Mr Leitch said he tested himself with home kits twice a week along with his family.
He said: “When it’s quiet, and the virus feels a little bit abstract, a little bit distant from real life, people will tend to drop their guard. I would encourage people to keep thinking this is a challenge.
“I wouldn’t expect people to panic or worry too much but do what you can to help us and testing is one of the things you can do.
“And one of the key things we have added over the past few weeks is asymptomatic testing – testing if you don’t have symptoms. And you will probably be negative, but you might not be.
“Everyone gets a surprise when they get a positive test because of the incubation period.”
‘Asymptomatic testing is extremely important’
A total of 5, 264 residents have been tested at the seven facilities since they were set up earlier this year.
Across the whole of Grampian, a maximum of 33 people had tested positive by the end of last month.
But some numbers have been redacted due to there being a small number of cases, meaning the total number of positive cases could be as low as 24.
Karen Adam, the newly elected SNP MSP for Banffshire and Buchan Coast, admitted the lack of take-up of the tests was worrying.

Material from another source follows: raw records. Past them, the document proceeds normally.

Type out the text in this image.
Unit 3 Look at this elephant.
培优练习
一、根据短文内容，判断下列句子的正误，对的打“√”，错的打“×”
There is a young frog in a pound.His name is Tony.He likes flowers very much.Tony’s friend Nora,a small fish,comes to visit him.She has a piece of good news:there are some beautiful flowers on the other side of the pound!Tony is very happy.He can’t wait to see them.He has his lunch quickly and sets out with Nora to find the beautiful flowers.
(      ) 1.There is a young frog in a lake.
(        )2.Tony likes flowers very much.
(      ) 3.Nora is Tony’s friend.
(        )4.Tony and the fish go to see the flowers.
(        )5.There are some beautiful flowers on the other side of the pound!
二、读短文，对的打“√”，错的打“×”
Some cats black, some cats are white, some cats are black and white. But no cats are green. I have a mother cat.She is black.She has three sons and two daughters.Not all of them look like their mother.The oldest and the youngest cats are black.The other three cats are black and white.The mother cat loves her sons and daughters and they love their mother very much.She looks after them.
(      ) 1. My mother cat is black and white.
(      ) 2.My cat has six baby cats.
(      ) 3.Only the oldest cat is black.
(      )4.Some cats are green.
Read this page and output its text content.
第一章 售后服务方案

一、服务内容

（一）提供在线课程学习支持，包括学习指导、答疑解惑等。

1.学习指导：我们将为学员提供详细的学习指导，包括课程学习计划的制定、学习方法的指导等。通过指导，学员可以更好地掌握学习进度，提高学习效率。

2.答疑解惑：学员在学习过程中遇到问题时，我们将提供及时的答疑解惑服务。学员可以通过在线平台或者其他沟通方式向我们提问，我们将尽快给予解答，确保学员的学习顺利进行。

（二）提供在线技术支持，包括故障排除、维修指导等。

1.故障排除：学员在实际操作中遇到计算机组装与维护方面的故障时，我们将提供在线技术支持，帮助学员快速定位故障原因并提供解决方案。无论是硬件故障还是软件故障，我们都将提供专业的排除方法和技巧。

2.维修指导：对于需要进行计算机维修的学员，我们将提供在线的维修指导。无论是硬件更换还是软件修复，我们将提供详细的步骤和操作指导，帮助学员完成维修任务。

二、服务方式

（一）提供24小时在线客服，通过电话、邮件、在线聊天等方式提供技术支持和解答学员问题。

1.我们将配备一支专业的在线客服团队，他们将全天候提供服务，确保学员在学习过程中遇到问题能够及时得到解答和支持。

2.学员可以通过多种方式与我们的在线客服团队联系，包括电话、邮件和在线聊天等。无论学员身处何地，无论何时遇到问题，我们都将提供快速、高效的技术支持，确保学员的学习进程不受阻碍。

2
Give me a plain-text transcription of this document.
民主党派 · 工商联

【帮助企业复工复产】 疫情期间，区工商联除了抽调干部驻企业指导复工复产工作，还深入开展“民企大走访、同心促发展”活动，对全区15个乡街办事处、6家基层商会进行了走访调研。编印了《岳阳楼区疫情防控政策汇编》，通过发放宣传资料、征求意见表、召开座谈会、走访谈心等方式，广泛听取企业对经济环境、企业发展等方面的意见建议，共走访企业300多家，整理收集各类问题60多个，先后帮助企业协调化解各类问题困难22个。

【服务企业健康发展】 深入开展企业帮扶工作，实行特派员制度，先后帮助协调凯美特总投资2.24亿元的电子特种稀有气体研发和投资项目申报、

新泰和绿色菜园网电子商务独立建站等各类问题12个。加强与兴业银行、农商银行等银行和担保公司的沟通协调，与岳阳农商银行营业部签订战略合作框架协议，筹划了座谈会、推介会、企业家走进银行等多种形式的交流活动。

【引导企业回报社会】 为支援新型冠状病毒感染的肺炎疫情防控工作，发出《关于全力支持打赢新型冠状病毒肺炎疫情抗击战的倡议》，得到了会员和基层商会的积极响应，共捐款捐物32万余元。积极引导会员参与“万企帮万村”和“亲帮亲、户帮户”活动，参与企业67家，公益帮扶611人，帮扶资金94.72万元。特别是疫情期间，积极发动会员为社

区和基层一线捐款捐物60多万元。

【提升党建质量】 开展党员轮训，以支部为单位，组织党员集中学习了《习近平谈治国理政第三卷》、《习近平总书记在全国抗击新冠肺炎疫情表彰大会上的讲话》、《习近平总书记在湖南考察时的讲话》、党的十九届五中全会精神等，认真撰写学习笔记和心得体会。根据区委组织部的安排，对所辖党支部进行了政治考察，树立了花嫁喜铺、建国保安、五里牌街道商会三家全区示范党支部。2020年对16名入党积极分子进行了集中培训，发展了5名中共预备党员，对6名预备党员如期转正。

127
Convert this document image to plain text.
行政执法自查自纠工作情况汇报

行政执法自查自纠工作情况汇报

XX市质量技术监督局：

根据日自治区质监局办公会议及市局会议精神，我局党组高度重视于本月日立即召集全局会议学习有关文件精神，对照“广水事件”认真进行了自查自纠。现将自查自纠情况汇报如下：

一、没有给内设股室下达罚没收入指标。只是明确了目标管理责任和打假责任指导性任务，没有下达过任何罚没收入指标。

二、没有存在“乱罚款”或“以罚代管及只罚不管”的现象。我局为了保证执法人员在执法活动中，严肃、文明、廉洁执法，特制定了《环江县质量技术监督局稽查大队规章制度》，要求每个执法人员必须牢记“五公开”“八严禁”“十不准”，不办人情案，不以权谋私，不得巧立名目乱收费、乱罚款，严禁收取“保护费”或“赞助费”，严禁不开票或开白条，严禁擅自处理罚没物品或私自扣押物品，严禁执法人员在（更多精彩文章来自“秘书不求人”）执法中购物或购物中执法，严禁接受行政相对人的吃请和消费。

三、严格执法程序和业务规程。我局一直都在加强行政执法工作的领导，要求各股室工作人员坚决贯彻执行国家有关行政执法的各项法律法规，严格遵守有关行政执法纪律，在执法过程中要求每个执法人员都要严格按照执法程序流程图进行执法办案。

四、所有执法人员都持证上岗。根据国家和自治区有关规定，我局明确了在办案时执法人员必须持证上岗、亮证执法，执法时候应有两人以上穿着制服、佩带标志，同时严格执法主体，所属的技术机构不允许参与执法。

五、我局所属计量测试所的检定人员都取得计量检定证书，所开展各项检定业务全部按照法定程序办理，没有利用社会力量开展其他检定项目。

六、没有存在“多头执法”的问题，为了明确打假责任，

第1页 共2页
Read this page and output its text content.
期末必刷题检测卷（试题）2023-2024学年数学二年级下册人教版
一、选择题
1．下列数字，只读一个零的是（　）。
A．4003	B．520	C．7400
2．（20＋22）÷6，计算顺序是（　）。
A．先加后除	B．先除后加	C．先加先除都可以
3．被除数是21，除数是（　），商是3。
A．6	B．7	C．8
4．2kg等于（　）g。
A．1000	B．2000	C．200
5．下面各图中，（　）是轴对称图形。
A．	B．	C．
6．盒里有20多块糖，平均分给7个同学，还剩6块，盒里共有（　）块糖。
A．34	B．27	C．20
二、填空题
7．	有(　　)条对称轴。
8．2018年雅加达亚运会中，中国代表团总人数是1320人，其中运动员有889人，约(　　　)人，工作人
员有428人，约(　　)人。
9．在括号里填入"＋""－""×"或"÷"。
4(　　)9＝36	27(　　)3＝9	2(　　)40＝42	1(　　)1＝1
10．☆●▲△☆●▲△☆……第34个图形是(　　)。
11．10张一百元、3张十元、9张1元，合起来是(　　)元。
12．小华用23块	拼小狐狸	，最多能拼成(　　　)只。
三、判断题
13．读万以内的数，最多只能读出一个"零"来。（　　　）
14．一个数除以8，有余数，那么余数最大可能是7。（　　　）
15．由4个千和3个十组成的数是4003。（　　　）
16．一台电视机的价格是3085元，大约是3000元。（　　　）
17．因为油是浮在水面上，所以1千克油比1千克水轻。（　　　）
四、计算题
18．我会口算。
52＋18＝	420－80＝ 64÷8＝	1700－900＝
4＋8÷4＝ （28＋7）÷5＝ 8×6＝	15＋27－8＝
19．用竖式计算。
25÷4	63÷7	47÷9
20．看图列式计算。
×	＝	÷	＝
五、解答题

She said: “Of course I do think that is concerning, but I would be urging people to go and get tested now. We are aware of this.
“We’ve already had people go there to be tested, so I’m extremely grateful to them, and I would just urge anyone who has not used the site already to please do so.
“Asymptomatic testing is extremely important to ensure that we can detect as much of the virus that we can and ensure that people who have the virus but they don’t realise it can self-isolate.
“Of course the asymptomatic sites aren’t the only defence against the virus, we also have home testing kits so that’s another way of ensuring that people can be tested and to take that offer up.
“We’ve already made incredible progress in supressing the virus through restrictions and the vaccine rollout and I don’t want to see us having to go backwards now.”
‘There’s no room for complacency at all’
Douglas Lumsden, Scottish Conservative MSP for the north-east and a councillor in Aberdeen, said: “Across Grampian our numbers have been very encouraging, but there’s no room for complacency at all.
“The role that these testing centres play is going to be vital as we go forward – especially as we see the restrictions being eased.”
An NHS Grampian spokeswoman said: “Testing is a vital part of our ongoing response to Covid-19.
“We know one in three people with the virus don’t display any symptoms, which is why it is so important to get tested regularly, even if vaccinated.
“The asymptomatic testing sites across the north-east remain open, or people can order test kits to be delivered to their home.
“If they test positive using a Lateral Flow Device they should isolate and arrange a follow-up PCR test.
“If they test negative, they should still keep sticking to the FACTS guidance, to keep themselves and those around them as safe as possible.”